Instance of object related to flink Parallelism & Apply Method


  • First let me ask the my question then could you please clarify my assumption about apply method?

  • Question: If my application creates 1.500.000 (approximately) records in every one minute interval and flink job reads these records from kafka consumer with let's say 15++ different operators, then this logic could create latency, backpressure etc..? (you may assume that parallelism is 16)

public class Sample{
  //op1 = 
     kafkaSource
                .keyBy(something)
                .timeWindow(Time.minutes(1))
                .apply(new ApplySomething())
                .name("Name")
                          .addSink(kafkaSink);
  //op2 = 
    kafkaSource
                .keyBy(something2)
                .timeWindow(Time.seconds(1)) // let's assume that this one second
                .apply(new ApplySomething2())
                .name("Name")
                          .addSink(kafkaSink);
 // ...

  //op16 = 
    kafkaSource
                .keyBy(something16)
                .timeWindow(Time.minutes(1)) 
                .apply(new ApplySomething16())
                .name("Name")
                          .addSink(kafkaSink);

}
// ..
public class ApplySomething ... {
  private AnyObject object;
  private int threshold = 30, 40, 100 ...;

      @Override
    public void open(Configuration parameters) throws Exception{
        object = new AnyObject();
    }

    @Override
    public void apply(Tuple tuple, TimeWindow window, Iterable<Record> input, Collector<Result> out) throws Exception{
        int counter = 0;
        for (Record each : input){
          counter += each.getValue();
          if (counter > threshold){
            out.collec(each.getResult());
            return;
          }
        }
    }
}
  • If yes, should i use flatMap with state(rocksDB) instead of timeWindow?
  • My prediction is "YES". Let me explain why i am thinking like that:
    • If parallelism is 16 than there will be a 16 different instances of indivudual ApplySomething1(), ApplySomething2()...ApplySomething16() and also there will be sixteen AnyObject() instances for per ApplySomething..() classes.
    • When application works, if keyBy(something)partition number is larger than 16 (assumed that my application has 1.000.000 different something per day), then some of the ApplySomething..()instances will handle the different keys therefore one apply() should wait the others for loops before processing.
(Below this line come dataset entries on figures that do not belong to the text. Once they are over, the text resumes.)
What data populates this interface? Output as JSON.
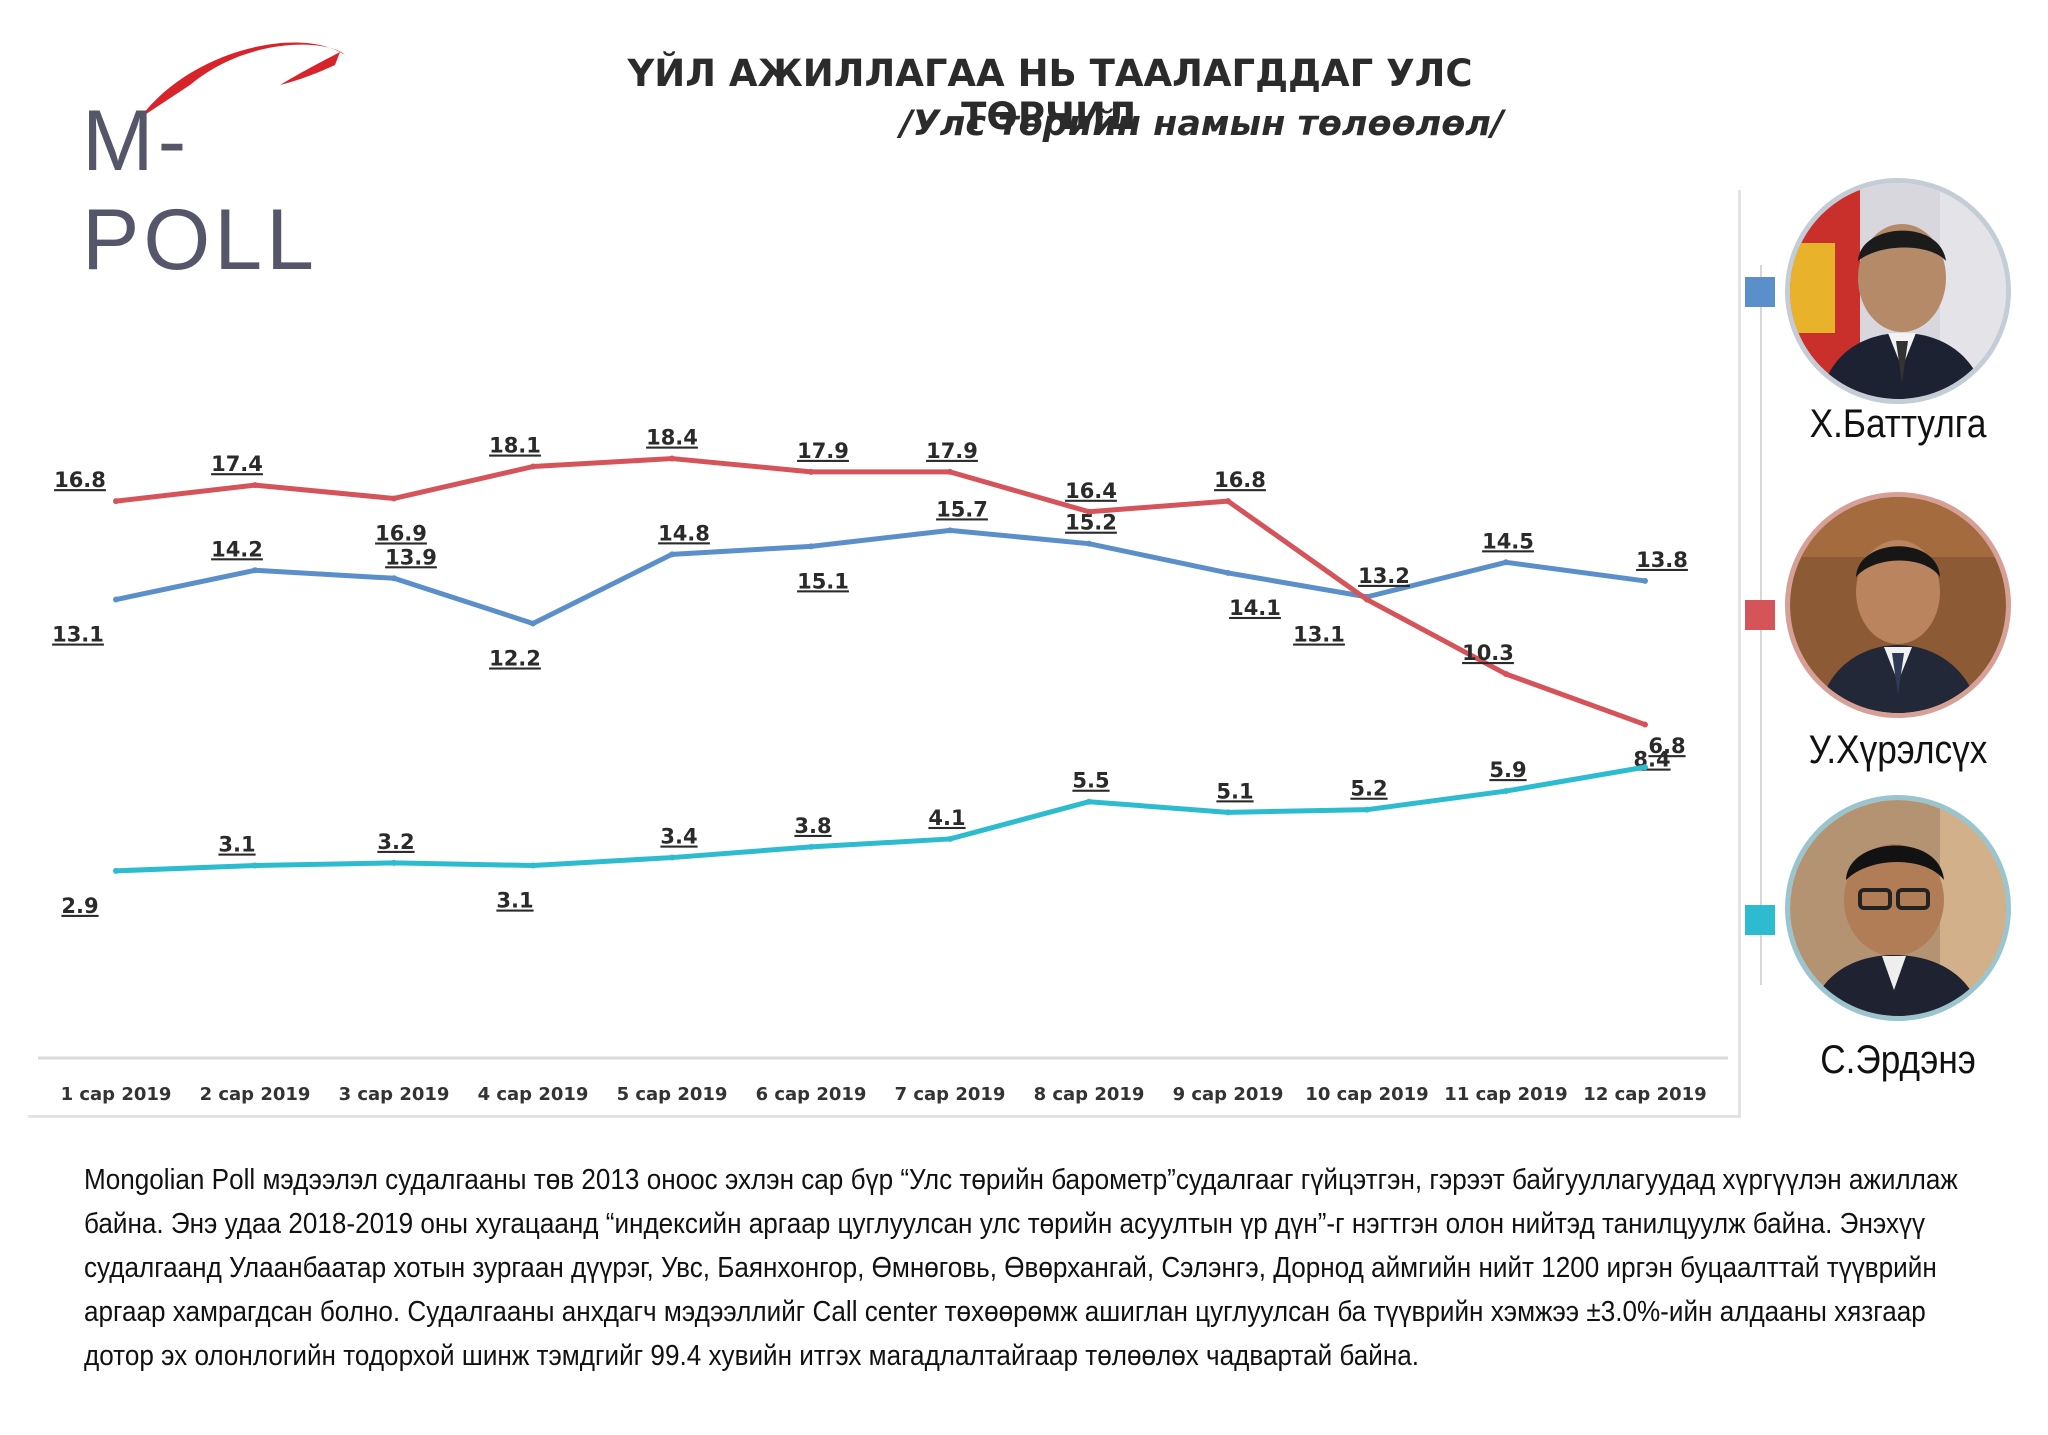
{
  "logo": {
    "text": "M-POLL"
  },
  "chart_data": {
    "type": "line",
    "title": "ҮЙЛ АЖИЛЛАГАА НЬ ТААЛАГДДАГ УЛС ТӨРЧИД",
    "subtitle": "/Улс төрийн намын төлөөлөл/",
    "categories": [
      "1 сар 2019",
      "2 сар 2019",
      "3 сар 2019",
      "4 сар 2019",
      "5 сар 2019",
      "6 сар 2019",
      "7 сар 2019",
      "8 сар 2019",
      "9 сар 2019",
      "10 сар 2019",
      "11 сар 2019",
      "12 сар 2019"
    ],
    "series": [
      {
        "name": "Х.Баттулга",
        "color": "#5b8fc9",
        "values": [
          13.1,
          14.2,
          13.9,
          12.2,
          14.8,
          15.1,
          15.7,
          15.2,
          14.1,
          13.2,
          14.5,
          13.8
        ]
      },
      {
        "name": "У.Хүрэлсүх",
        "color": "#d5545a",
        "values": [
          16.8,
          17.4,
          16.9,
          18.1,
          18.4,
          17.9,
          17.9,
          16.4,
          16.8,
          13.1,
          10.3,
          8.4
        ]
      },
      {
        "name": "С.Эрдэнэ",
        "color": "#2dbbd0",
        "values": [
          2.9,
          3.1,
          3.2,
          3.1,
          3.4,
          3.8,
          4.1,
          5.5,
          5.1,
          5.2,
          5.9,
          6.8
        ]
      }
    ],
    "xlabel": "",
    "ylabel": "",
    "grid": false,
    "legend": "right"
  },
  "legend": [
    {
      "name": "Х.Баттулга",
      "color": "#5b8fc9",
      "icon": "portrait-photo"
    },
    {
      "name": "У.Хүрэлсүх",
      "color": "#d5545a",
      "icon": "portrait-photo"
    },
    {
      "name": "С.Эрдэнэ",
      "color": "#2dbbd0",
      "icon": "portrait-photo"
    }
  ],
  "description": "Mongolian Poll мэдээлэл судалгааны төв 2013 оноос эхлэн сар бүр “Улс төрийн барометр”судалгааг гүйцэтгэн, гэрээт байгууллагуудад хүргүүлэн ажиллаж байна. Энэ удаа 2018-2019 оны хугацаанд “индексийн аргаар цуглуулсан улс төрийн асуултын үр дүн”-г нэгтгэн олон нийтэд танилцуулж байна.  Энэхүү судалгаанд Улаанбаатар хотын зургаан дүүрэг, Увс, Баянхонгор, Өмнөговь, Өвөрхангай, Сэлэнгэ, Дорнод аймгийн нийт 1200 иргэн буцаалттай түүврийн аргаар хамрагдсан болно. Судалгааны анхдагч мэдээллийг Call center төхөөрөмж ашиглан цуглуулсан ба түүврийн хэмжээ ±3.0%-ийн алдааны хязгаар дотор эх олонлогийн тодорхой шинж тэмдгийг 99.4 хувийн итгэх магадлалтайгаар төлөөлөх чадвартай байна."
}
Then this will create a latency?

Solution

  • Flink's time windows are aligned to the epoch (e.g., if you have a bunch of hourly windows, they will all trigger on the hour). So if you do intend to have a bunch of different windows in your job like this, you should configure them to have distinct offsets, so they aren't all being triggered simultaneously. Doing that will spread out the load. That will look something like this

    .window(TumblingProcessingTimeWindows.of(Time.minutes(1), Time.seconds(15))
    

    (or use TumblingEventTimeWindows as the case may be). This will create minute-long windows that trigger at 15 seconds after each minute.
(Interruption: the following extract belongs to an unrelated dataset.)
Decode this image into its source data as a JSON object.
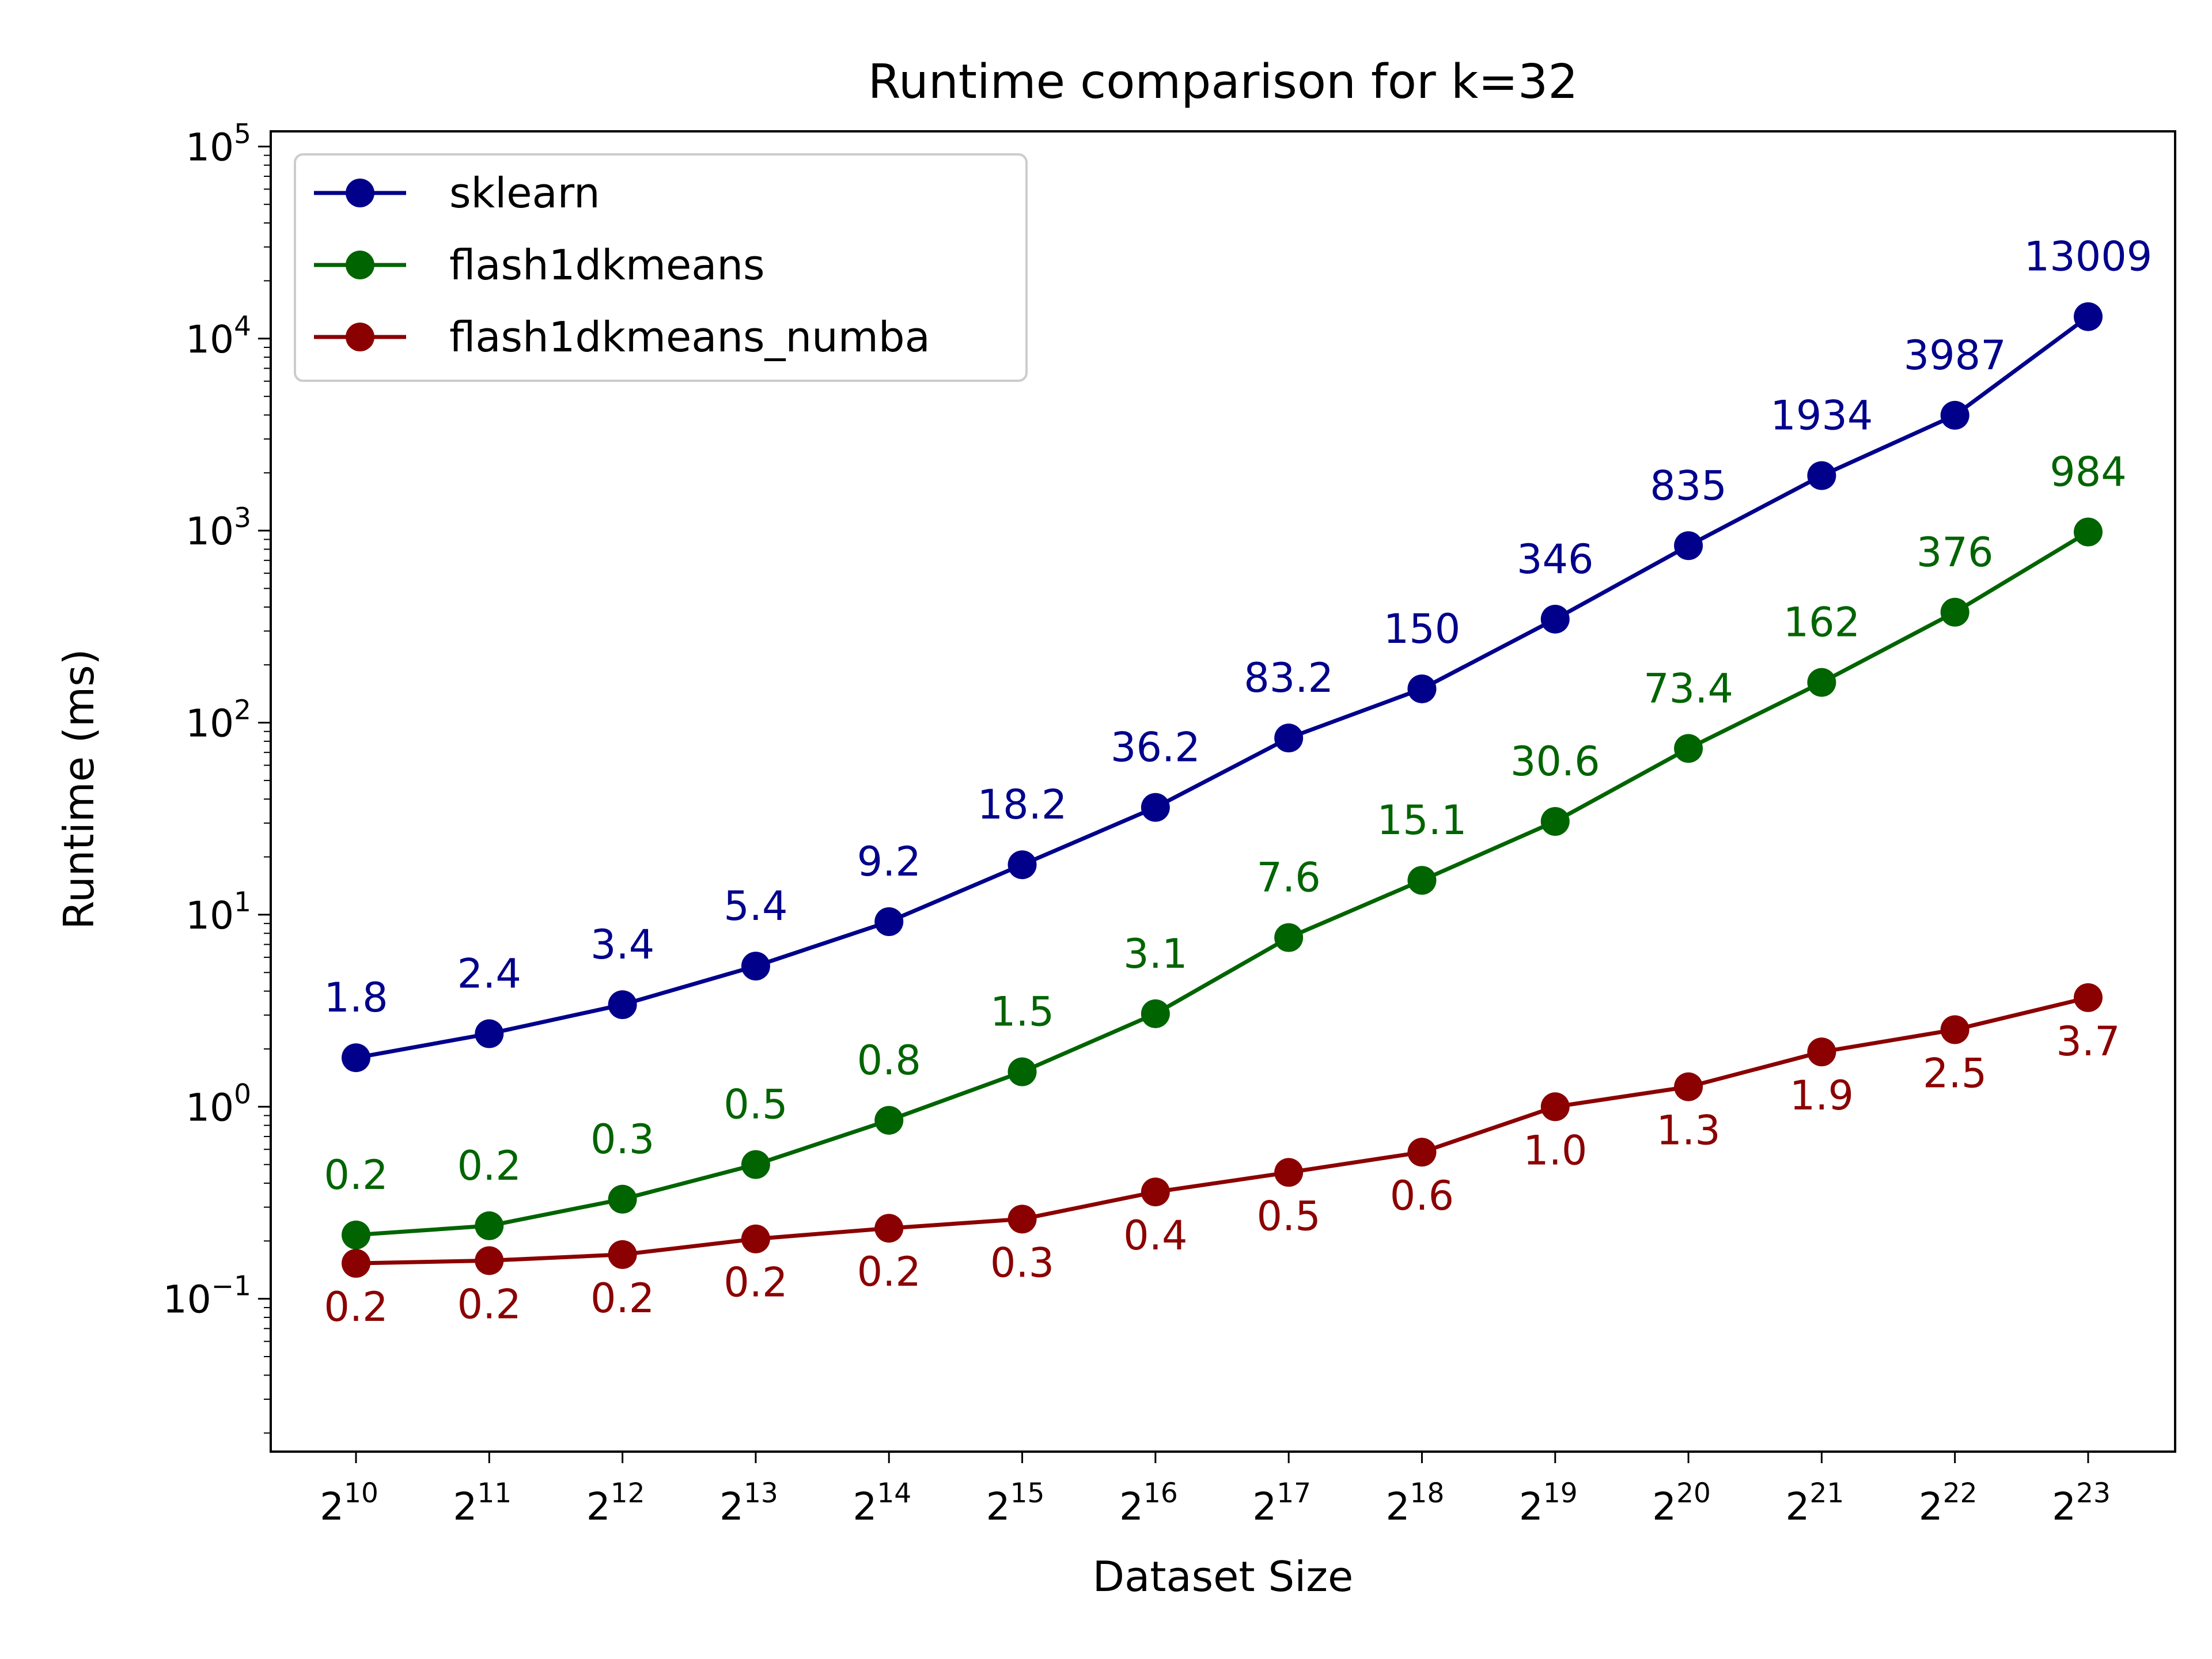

    Whenever your use case permits, you should use incremental aggregation (via reduce or aggregate), rather than using a WindowFunction (or ProcessWindowFunction) that has to collect all of the events assigned to each window in a list before processing them as a sort of mini-batch.

    A keyed time window will keep its state in RocksDB, assuming you have configured RocksDB as your state backend. You don't need to switch to using a RichFlatMap to have access to RocksDB. (Moreover, since a flatMap can't use timers, I assume you would really end up using a process function instead.)
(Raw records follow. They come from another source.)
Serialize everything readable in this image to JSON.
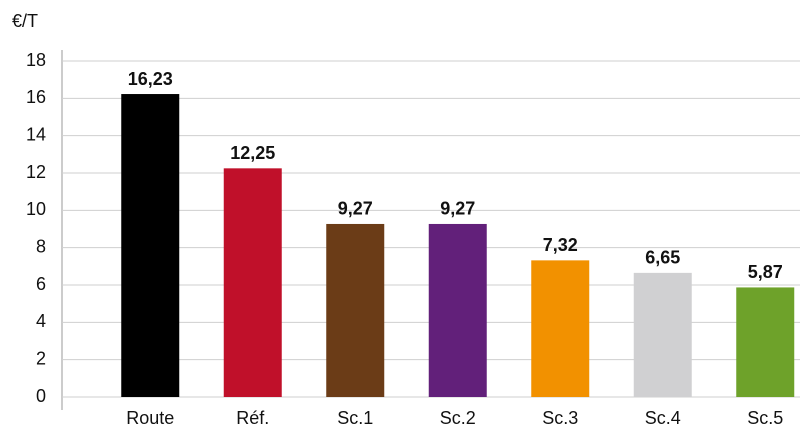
{
  "chart_data": {
    "type": "bar",
    "y_axis_label": "€/T",
    "categories": [
      "Route",
      "Réf.",
      "Sc.1",
      "Sc.2",
      "Sc.3",
      "Sc.4",
      "Sc.5"
    ],
    "values": [
      16.23,
      12.25,
      9.27,
      9.27,
      7.32,
      6.65,
      5.87
    ],
    "value_labels": [
      "16,23",
      "12,25",
      "9,27",
      "9,27",
      "7,32",
      "6,65",
      "5,87"
    ],
    "colors": [
      "#000000",
      "#c0102a",
      "#6b3c17",
      "#62207a",
      "#f29100",
      "#d0d0d2",
      "#6ea22a"
    ],
    "ylim": [
      0,
      18
    ],
    "yticks": [
      0,
      2,
      4,
      6,
      8,
      10,
      12,
      14,
      16,
      18
    ],
    "grid": true
  }
}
    While any of the parallel instances of the window operator is busy executing its window function (one of the ApplySomethings) you are correct in thinking that that task will not be doing anything else -- and thus it will (unless it completes very quickly) create temporary backpressure. You will want to increase the parallelism as needed so that the job can satisfy your requirements for throughput and latency.